Fines for violating 18 Pa.C.S. §4107 range from $50 to $500.
Any business that has its principle place of business, is registered, or headquartered in Pennsylvania would be required to comply with the law regardless of whether or not the data being collected belonged to a Pennsylvania resident.
The Attorney General has the power to “investigate and to institute criminal proceedings for any violation of this section or series of such violations involving more than one county in the Commonwealth, or involving any county of the Commonwealth and another state.”
Any survey, opinion, and marketing research company not located in Pennsylvania that might gather data on any Pennsylvania resident should comply with the law, since Pennsylvania’s long-arm statute may allow researchers outside the state to be prosecuted.
Violating the Law
However, a consumer harmed by an accidental breach of a company’s privacy policies may be able to sure the data holder on other grounds.
As always, MRA recommends compliance with this law even if you don’t think it specifically applies to your company by keeping firm practices consistent with stated policies.
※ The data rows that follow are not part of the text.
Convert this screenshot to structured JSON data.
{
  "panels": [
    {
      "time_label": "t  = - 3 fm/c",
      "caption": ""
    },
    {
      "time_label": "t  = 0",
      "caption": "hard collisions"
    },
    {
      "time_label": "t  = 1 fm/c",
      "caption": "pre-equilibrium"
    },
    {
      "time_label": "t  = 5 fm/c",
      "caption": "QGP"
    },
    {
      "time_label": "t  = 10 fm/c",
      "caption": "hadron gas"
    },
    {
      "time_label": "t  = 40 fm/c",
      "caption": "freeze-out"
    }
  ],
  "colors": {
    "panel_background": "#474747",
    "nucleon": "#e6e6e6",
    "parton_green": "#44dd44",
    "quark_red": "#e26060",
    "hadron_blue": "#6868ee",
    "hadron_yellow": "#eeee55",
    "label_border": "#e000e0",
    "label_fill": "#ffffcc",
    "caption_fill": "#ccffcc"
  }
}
Litigating these kinds of issues can be very costly, even if your company is eventually successful. And compliance with the Pennsylvania law will help you keep compliant with the FTC Act.
This information is not intended and should not be construed as or substituted for legal advice. It is provided for informational purposes only. It is advisable to consult with private counsel on the precise scope and interpretation of any laws/regulation/legislation and their impact on your particular business.